Bloomberg snooping: Just looking at data can break the law

The Federal Reserve and the US Treasury are investigating whether Bloomberg reporters used the company's terminals to glean inappropriate information about officials' data use. Just viewing the information can be a felony, under federal law.

It worked like a 21st century Trojan horse for journalists.

Using search codes, Bloomberg reporters could tell if clients had logged into their Bloomberg market terminals and what types of functions they had used. With more than 315,000 terminals strategically placed in trading rooms around the world – and at the Federal Reserve, the US Treasury, and at the White House – Bloomberg offered its journalists a wide, if limited, look at what traders and policymakers were interested in.

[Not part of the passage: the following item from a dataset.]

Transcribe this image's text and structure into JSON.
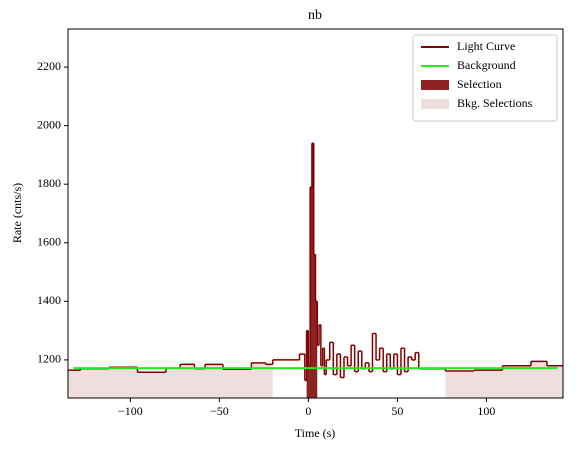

Further denting Bloomberg's reputation, the Financial Times reported Tuesday that more than 10,000 private messages between traders at the world’s largest banks and their clients were viewable on the Internet for several years.

Bloomberg apologized for the online snooping, which had been going on since the news organization's early days. “The error is inexcusable," Matthew Winkler, editor-in-chief of Bloomberg News, wrote in a Monday editorial announcing that the publication had stopped the practice last month. And the company explained that the private messages, released by the client banks for Bloomberg's internal research, had been accidentally uploaded on the Internet by an employee.

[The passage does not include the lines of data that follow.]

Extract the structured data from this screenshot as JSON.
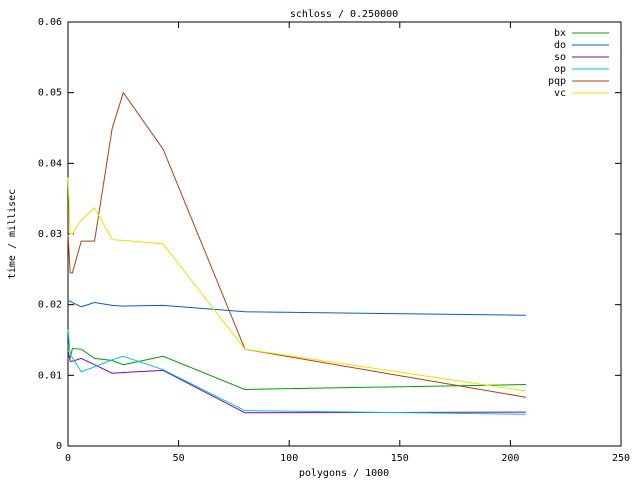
{
  "chart_data": {
    "type": "line",
    "title": "schloss / 0.250000",
    "x_label": "polygons / 1000",
    "y_label": "time / millisec",
    "x": [
      0,
      1,
      2,
      6,
      12,
      20,
      25,
      43,
      80,
      207
    ],
    "series": [
      {
        "name": "bx",
        "color": "#00a000",
        "values": [
          0.013,
          0.0125,
          0.0138,
          0.0137,
          0.0124,
          0.0121,
          0.0115,
          0.0127,
          0.008,
          0.0087
        ]
      },
      {
        "name": "do",
        "color": "#0060d0",
        "values": [
          0.0205,
          0.0205,
          0.0203,
          0.0197,
          0.0203,
          0.0199,
          0.0198,
          0.0199,
          0.019,
          0.0185
        ]
      },
      {
        "name": "so",
        "color": "#8000c0",
        "values": [
          0.0135,
          0.012,
          0.012,
          0.0124,
          0.0115,
          0.0103,
          0.0104,
          0.0107,
          0.0047,
          0.0048
        ]
      },
      {
        "name": "op",
        "color": "#00c8c8",
        "values": [
          0.0165,
          0.013,
          0.0125,
          0.0105,
          0.0112,
          0.0122,
          0.0127,
          0.0108,
          0.005,
          0.0045
        ]
      },
      {
        "name": "pqp",
        "color": "#b04010",
        "values": [
          0.03,
          0.0245,
          0.0245,
          0.029,
          0.029,
          0.045,
          0.05,
          0.042,
          0.0137,
          0.0069
        ]
      },
      {
        "name": "vc",
        "color": "#f0e000",
        "values": [
          0.038,
          0.03,
          0.03,
          0.032,
          0.0337,
          0.0292,
          0.0291,
          0.0286,
          0.0137,
          0.0078
        ]
      }
    ],
    "xlim": [
      0,
      250
    ],
    "xticks": [
      0,
      50,
      100,
      150,
      200,
      250
    ],
    "ylim": [
      0,
      0.06
    ],
    "yticks": [
      0,
      0.01,
      0.02,
      0.03,
      0.04,
      0.05,
      0.06
    ],
    "legend": "top-right"
  }
}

Nevertheless, the fallout for Bloomberg looms large. The financial-data and news organization will have to repair the damage to its reputation among its clients. Then there are legal risks, particularly because reporters may have accessed information about how federal officials, including Fed chairmen and Treasury secretaries, used their terminals.

Such activity could be criminal under the Computer Fraud and Abuse Act (CFAA), even if reporters did nothing with the information, says Nick Akerman, a partner at New York law firm Dorsey & Whitney and an expert on the protection of competitively sensitive information and computer data. The key question is: “Did they access that [data] without authorization?”

There is some precedent for a case like this. In 2010, for instance, Sandra Teague of Iowa was convicted to two years probation under the CFAA for viewing President Obama's student loan records. There was no evidence that she used the data. Employed by a contractor for the US Department of Education at the time, she was found to have exceeded her authorized computer access – a verdict upheld by a federal appeals court in 2011.   

The Federal Reserve and the Treasury Department are reportedly investigating the Bloomberg breach.

Bloomberg could also be liable if, for example, a trading company can prove the snooping hurt its bottom line or a rogue Bloomberg employee misused the information for financial gain, Mr. Akerman says. In 1985, Wall Street Journal columnist R. Foster Winans was convicted of mail and wire fraud for leaking information in his stock column to a stockbroker ahead of publication.

For Bloomberg, a privately owned company, the revelations so far may not cause too much damage to its bottom line. Its terminals offer so much market information that many traders say they would be hard-pressed to use an alternate platform, although several are available. Additional embarrassing revelations, however, could force brokers and government officials to find an information provider they know won't spy on them.